Lastly, and most importantly, where to source the ‘real’ Sri Lanka cinnamon from, when it is such a rare commodity? The best course, of course, is to look for genuine cinnamon in good gourmet stores. The cinnamon quills (of the Sri Lankan pedigree) are easily distinguished from sticks of the cassia cinnamon. ‘Ceylon’ (there is romance to using the old name of the island country!) cinnamon sticks are soft and crumbly and rolled much like cigars with a multitude of thin bark layers; as opposed to cassia sticks that are hard, woody in texture with just one thick curled layer.

Further, the colour of the real cinnamon may be a mid-brown to light red-brown, whereas that of cassia is dark reddish brown. And while the taste of Ceylon cinnamon is distinctly mild sweet, and the aroma a light delicate one, the cassia exhibits notes of bitter spiciness and peppery pungency with a stronger, harsher aroma.

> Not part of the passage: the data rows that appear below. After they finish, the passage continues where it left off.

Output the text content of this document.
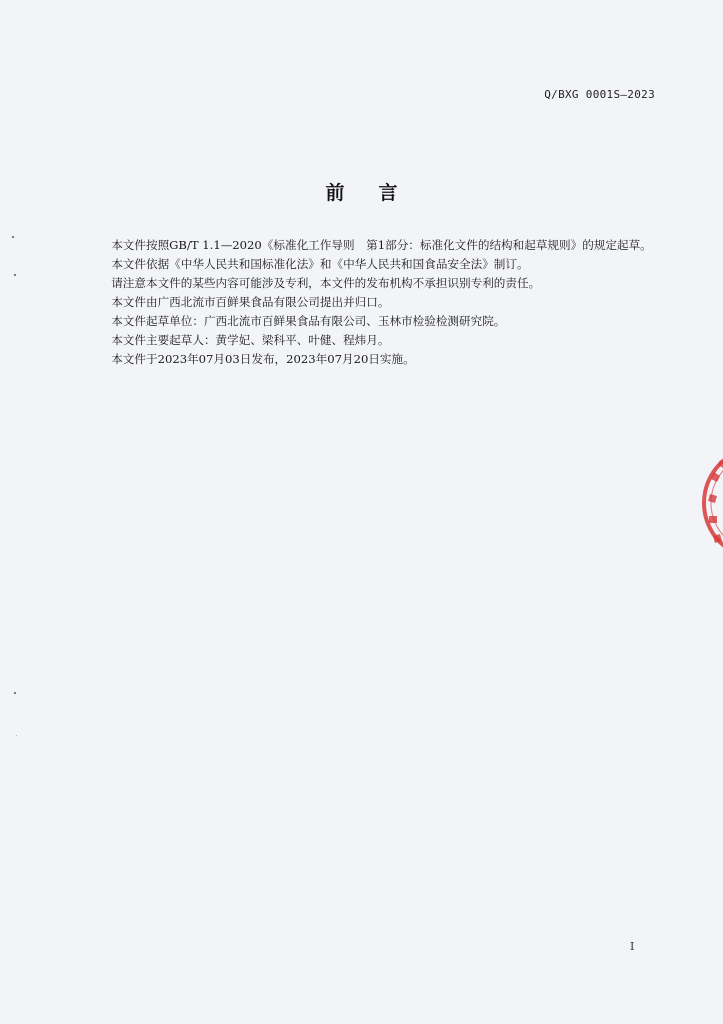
Q/BXG 0001S—2023
前言

本文件按照GB/T 1.1—2020《标准化工作导则　第1部分：标准化文件的结构和起草规则》的规定起草。

本文件依据《中华人民共和国标准化法》和《中华人民共和国食品安全法》制订。

请注意本文件的某些内容可能涉及专利，本文件的发布机构不承担识别专利的责任。

本文件由广西北流市百鲜果食品有限公司提出并归口。

本文件起草单位：广西北流市百鲜果食品有限公司、玉林市检验检测研究院。

本文件主要起草人：黄学妃、梁科平、叶健、程炜月。

本文件于2023年07月03日发布，2023年07月20日实施。

I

Once you’ve learnt to tell one from the other, things will get easier. And when you chance to lay your hands on the real cinnamon, grind the darned thing in your home grinder to turn it into powder and use it as your taste-buds, please!

As for store-shelf cinnamon powder, most, if not all, of it comes from fake cinnamon (or cassia), and therefore, must be avoided. Maybe, there are a handful of ethical companies that claim to market the real cinnamon and then deliver also on the claim. I myself know of one such exception since I have been using that brand’s stuff for quite some time, and have come to regard the company as ethical and trustworthy since they also proclaim right across the product’s label the legend ‘Sri Lankan’. Alas, this may not be proper to divulge more on it at this platform for propriety reasons. The product is, however, available to the discerning on the shelves of some high-end gourmet stores.